J'aurais voulu rester des heures encore dans ce lieu, au contact de ces oeuvres. J'aurais voulu revenir le lendemain. J'aurais voulu regarder tout ce que je n'ai pas eu le temps de regarder. J'aurais voulu m'arrêter un après-midi durant devant la même oeuvre. Mais pourquoi ? Pourquoi faire ? Sans raison justement. Et sans explication à donner. J'entendais dans une émission radiophonique récemment un écrivain français séjournant à Barcelone expliquer qu'écrire était faire oeuvre de liberté. Pour apprendre à écrire il fallait apprendre à être libre. C'est peut-être le propre de toute oeuvre d'art, de tout cheminement et construction d'artiste. Bernar Venet est un artiste, il est libre. Et ce petit moment passé en compagnie de ses oeuvres nous imprègne de cette liberté. Nous sommes libérés des entraves qui nous enchaînent. Nous oublions que les cours du Nasdaq sont des cours du Nasdaq, que le dessin industriel, les formules mathématiques, le charbon, le goudron, le carton sont des dessins industriels, des formules mathématiques, du charbon, du goudron, du carton. L'histoire de l'humanité traverse des époques et se revêt de matières diverses et variées. L'homme n'en est point moins homme.
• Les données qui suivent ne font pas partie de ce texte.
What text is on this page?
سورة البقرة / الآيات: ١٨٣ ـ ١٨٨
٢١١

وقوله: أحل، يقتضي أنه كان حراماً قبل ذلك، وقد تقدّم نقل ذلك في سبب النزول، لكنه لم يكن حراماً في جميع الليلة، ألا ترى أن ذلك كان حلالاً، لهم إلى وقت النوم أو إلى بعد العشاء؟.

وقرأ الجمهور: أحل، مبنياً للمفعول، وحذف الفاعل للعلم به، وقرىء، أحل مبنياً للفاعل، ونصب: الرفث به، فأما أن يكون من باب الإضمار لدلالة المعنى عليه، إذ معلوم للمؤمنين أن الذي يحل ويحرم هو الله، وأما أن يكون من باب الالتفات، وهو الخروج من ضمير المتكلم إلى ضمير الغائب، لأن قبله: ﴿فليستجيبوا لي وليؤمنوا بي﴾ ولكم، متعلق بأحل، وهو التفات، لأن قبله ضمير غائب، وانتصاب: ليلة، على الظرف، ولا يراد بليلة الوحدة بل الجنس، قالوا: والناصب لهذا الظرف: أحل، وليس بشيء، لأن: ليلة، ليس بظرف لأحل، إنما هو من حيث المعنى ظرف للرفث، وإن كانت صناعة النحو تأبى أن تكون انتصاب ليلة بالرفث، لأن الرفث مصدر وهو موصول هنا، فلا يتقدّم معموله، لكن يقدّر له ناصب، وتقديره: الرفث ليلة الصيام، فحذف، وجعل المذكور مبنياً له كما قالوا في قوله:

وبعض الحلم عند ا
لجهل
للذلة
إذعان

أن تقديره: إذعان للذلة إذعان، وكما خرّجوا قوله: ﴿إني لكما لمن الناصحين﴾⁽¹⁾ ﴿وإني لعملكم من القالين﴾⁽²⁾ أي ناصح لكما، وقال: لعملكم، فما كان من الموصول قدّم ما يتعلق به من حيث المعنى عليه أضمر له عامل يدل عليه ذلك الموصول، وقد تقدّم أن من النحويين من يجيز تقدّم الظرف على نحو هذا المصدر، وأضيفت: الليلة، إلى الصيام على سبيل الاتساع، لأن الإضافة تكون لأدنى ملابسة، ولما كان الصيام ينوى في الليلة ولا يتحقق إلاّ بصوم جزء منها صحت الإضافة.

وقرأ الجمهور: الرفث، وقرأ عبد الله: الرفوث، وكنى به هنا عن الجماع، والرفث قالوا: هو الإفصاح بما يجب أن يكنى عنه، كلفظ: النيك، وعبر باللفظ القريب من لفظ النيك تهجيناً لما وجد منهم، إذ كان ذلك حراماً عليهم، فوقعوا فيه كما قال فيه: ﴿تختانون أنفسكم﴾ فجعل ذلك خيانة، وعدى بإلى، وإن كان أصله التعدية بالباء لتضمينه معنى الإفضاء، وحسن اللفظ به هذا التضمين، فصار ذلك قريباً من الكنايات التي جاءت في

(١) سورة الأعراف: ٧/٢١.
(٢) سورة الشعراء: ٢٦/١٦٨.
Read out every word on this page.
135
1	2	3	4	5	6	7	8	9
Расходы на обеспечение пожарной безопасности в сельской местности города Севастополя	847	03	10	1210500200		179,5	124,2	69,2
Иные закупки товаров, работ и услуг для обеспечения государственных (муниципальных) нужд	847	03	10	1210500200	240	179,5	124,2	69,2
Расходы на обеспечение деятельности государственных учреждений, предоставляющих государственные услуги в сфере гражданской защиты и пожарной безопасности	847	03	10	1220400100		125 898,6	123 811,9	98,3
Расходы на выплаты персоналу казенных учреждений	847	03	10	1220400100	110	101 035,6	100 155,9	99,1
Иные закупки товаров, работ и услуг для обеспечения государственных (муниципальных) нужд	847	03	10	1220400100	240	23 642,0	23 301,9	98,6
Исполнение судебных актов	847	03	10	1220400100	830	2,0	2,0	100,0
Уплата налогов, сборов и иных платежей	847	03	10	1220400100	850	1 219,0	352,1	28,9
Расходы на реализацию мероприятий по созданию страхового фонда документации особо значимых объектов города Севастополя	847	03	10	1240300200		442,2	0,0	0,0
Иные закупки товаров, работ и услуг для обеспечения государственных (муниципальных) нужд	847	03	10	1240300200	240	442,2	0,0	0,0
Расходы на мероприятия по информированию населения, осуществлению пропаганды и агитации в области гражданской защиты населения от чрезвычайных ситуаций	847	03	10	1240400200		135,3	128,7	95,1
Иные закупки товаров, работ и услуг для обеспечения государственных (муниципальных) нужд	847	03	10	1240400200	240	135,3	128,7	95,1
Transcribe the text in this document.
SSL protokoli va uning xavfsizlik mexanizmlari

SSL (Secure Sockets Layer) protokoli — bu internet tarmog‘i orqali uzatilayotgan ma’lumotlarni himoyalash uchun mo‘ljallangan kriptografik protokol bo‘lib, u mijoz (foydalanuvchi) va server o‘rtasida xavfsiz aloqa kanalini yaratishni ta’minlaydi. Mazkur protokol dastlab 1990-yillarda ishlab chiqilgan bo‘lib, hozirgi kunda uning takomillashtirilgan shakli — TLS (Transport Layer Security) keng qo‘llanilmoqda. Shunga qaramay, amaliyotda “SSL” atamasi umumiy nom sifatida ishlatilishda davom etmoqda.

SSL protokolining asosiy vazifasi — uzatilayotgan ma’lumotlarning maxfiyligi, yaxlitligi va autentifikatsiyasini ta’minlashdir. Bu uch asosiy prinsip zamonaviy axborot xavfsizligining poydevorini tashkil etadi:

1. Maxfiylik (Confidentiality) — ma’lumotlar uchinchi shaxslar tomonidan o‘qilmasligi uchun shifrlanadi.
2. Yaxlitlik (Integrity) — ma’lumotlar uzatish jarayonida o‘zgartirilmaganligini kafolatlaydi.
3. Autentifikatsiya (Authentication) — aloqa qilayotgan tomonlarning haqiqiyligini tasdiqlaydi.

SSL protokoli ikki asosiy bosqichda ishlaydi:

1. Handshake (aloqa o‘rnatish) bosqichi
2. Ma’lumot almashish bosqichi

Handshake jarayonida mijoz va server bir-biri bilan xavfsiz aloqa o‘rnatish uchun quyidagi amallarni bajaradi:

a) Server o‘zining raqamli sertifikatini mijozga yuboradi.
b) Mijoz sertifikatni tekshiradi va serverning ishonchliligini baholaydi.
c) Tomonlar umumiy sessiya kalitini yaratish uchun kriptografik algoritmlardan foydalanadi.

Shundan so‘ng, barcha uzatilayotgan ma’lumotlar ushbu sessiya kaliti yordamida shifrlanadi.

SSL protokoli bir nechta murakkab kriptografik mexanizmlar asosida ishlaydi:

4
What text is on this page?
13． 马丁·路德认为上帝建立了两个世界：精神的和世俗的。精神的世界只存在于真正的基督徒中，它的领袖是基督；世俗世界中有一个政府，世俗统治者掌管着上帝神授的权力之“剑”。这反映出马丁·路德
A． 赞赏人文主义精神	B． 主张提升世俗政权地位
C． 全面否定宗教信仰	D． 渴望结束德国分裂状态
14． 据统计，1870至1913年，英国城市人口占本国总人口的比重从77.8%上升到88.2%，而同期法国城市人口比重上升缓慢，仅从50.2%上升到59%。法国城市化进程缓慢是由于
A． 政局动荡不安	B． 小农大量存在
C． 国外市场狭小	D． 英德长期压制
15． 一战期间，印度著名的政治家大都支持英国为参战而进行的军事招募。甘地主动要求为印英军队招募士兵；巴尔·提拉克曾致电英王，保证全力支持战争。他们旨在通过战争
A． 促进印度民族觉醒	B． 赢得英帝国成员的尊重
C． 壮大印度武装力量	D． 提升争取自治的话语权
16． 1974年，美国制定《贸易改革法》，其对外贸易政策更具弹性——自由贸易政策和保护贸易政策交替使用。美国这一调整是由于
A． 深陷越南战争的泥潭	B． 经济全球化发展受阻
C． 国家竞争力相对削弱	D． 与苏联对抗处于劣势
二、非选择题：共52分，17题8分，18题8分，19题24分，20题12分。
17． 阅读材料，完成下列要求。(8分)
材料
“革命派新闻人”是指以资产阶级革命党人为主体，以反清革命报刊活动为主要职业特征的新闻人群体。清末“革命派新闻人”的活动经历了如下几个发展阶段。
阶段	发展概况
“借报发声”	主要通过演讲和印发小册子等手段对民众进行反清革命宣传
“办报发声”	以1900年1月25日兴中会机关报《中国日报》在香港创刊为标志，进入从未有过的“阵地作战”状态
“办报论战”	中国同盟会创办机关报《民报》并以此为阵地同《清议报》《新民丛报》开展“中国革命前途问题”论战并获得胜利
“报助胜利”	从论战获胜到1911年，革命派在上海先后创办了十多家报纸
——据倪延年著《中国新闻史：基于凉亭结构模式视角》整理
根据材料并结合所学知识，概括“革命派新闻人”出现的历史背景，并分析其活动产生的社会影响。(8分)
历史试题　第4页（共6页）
Une vie est faite de petits points, et un point final arrive qui se nomme la mort.
Et Bernar Venet nous dit La vie est une permission de la mort (nom de la toile ci-dessous). Alors voilà. Vivons. Et vivons aussi souvent et aussi longtemps que possible des instants intemporels comme ceux que nous offre La Rétrospective 2019-1959. Merci à l'artiste et à Thierry Raspail.